With the exception of “Found Love” and “Lost Love”, the clusters seem to be quite resolved. For the two love categories, I posit that “I hate that I love you” and “I love you too much to hate you” could be easily confused by the model (Love is, after all, the hardest emotion to understand).

What if a song doesn’t exist in my dataset?
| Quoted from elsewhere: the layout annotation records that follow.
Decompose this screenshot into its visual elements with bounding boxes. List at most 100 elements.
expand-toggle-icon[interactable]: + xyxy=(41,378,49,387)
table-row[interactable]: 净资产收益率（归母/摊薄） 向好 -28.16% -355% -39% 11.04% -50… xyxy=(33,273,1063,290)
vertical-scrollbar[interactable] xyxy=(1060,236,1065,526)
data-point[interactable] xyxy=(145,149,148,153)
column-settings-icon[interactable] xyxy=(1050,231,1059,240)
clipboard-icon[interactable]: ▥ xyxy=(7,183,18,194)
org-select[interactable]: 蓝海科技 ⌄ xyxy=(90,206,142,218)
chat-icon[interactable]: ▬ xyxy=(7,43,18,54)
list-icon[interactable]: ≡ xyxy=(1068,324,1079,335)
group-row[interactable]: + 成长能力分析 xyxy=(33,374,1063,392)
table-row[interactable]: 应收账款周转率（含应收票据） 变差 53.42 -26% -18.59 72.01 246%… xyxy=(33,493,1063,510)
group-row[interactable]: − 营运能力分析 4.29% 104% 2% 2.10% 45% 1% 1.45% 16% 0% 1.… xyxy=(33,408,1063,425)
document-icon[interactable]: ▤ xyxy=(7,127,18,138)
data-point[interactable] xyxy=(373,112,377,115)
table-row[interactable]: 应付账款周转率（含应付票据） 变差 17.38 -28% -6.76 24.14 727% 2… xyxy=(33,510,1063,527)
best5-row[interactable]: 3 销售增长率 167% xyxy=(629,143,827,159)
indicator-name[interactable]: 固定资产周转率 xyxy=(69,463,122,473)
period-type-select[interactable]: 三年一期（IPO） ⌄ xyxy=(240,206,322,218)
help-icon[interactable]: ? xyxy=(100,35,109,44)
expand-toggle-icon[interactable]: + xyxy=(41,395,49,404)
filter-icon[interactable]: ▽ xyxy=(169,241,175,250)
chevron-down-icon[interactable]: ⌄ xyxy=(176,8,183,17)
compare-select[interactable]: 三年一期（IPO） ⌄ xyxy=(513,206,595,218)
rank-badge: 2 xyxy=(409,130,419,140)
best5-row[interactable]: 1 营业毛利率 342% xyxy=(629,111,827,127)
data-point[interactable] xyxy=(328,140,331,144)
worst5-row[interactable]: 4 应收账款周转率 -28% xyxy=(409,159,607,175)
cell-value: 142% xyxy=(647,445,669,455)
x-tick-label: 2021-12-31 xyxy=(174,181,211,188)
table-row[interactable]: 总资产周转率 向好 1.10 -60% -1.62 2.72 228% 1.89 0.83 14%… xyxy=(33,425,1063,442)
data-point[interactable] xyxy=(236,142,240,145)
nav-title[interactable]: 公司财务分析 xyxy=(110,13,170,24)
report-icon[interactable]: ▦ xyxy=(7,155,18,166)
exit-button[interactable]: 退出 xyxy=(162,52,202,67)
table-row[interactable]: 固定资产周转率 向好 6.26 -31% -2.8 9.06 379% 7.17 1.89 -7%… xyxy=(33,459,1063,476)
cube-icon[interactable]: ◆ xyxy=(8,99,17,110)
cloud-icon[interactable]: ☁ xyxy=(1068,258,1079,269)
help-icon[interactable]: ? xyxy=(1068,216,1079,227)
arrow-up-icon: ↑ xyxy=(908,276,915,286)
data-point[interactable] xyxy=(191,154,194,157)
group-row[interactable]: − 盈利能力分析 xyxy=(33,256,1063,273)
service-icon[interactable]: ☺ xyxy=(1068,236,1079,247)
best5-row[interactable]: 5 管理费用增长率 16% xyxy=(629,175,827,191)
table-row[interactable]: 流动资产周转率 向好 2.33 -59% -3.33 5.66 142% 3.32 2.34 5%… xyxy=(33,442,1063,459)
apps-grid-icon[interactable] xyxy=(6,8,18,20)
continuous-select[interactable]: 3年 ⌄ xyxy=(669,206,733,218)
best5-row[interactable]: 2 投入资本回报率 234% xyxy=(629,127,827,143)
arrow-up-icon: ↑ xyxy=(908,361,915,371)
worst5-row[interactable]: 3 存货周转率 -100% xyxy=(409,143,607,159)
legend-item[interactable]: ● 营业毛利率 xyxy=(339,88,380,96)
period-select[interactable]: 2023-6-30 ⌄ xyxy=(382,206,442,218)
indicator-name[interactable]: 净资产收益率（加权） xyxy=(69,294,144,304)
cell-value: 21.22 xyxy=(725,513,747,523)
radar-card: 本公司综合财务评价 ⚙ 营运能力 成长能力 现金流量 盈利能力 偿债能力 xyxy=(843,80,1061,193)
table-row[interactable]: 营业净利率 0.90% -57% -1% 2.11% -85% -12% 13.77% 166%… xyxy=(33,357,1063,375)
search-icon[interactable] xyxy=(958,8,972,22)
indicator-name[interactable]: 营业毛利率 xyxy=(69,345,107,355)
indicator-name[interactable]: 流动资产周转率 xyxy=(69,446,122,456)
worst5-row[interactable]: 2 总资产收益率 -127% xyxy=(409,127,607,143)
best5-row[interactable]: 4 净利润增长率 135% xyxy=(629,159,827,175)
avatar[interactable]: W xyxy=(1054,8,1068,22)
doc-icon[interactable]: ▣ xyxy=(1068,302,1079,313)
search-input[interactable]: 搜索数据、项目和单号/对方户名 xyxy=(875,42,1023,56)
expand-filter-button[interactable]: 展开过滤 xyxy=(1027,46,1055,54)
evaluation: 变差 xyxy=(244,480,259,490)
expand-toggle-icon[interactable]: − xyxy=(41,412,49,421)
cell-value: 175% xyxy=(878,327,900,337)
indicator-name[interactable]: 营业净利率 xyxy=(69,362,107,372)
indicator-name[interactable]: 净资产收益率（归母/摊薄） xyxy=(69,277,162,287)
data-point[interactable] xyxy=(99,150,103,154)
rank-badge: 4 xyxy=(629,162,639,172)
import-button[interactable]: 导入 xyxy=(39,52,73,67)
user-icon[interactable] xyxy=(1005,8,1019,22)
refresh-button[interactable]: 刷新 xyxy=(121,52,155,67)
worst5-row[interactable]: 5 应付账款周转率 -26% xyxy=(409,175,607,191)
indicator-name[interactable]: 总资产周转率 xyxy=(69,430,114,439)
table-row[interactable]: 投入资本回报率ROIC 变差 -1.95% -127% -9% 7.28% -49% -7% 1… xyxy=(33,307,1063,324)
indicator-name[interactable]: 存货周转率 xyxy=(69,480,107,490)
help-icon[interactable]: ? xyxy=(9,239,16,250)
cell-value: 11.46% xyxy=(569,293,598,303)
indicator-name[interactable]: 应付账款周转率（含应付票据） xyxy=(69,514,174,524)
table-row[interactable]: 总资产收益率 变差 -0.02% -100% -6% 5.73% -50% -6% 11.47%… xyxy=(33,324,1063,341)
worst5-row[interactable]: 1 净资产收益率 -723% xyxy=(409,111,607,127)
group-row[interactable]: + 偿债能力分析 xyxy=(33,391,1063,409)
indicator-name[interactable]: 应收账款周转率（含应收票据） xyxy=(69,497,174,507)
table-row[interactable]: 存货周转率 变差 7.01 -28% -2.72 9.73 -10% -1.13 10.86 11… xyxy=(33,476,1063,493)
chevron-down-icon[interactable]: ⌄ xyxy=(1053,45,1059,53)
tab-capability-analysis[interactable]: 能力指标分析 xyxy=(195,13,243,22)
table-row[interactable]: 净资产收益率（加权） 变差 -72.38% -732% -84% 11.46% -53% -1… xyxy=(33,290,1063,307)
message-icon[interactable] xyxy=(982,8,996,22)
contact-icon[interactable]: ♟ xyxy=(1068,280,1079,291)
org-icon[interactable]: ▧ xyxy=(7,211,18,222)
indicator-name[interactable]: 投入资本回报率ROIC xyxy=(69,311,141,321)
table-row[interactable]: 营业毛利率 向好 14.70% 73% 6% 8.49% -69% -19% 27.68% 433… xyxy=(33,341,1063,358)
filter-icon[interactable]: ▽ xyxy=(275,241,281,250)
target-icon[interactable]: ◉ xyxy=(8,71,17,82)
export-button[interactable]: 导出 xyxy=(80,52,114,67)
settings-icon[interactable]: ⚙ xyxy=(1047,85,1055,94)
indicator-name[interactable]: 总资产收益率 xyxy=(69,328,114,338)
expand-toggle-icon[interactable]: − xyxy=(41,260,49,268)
44,000 songs is by no means an exhaustive list of every hip-hop, RNB, or rap song in the known universe, and since I can’t necessarily tell the model to quickly find the lyrics of a given song, I would need to find a proxy of where the song would exist. Using the clusters from K-means as labels, I trained and validated a Random Forest Classifier model with a song’s audio features to see if I could tie a song’s structure to its lyrical content label. At its best, my model could accurately a song’s label 48.8% of the time. However, if I expanded to the top two labels, my model would be correct 82.5% of the time.

Putting it all together

App

After establishing the clusters as well as the classifier, I moved on to application development. For my application to work, I used ANNOY, a nearest neighbors algorithm that finds a set amount of songs close to it based off of audio features and cluster label.

circle of fifths

via GIPHY

From there, I created a modified version of the traveling salesman problem algorithm and used relative Key and BPM as “coordinates” for the shortest distance. Using relative Key and BPM are advantageous for this problem because they most resemble “Circle of 5ths”, a popular technique DJs use to create mixes.

See it in action!

The video above shows a quick demonstration of my application in action. You can see that the first song flows well with the second song. I can now listen to similar songs with similar flows, which makes for a better user experience.

For this project, I was able to use various techniques that I picked up over my time here at Metis and package them into a singular application that I am passionate about.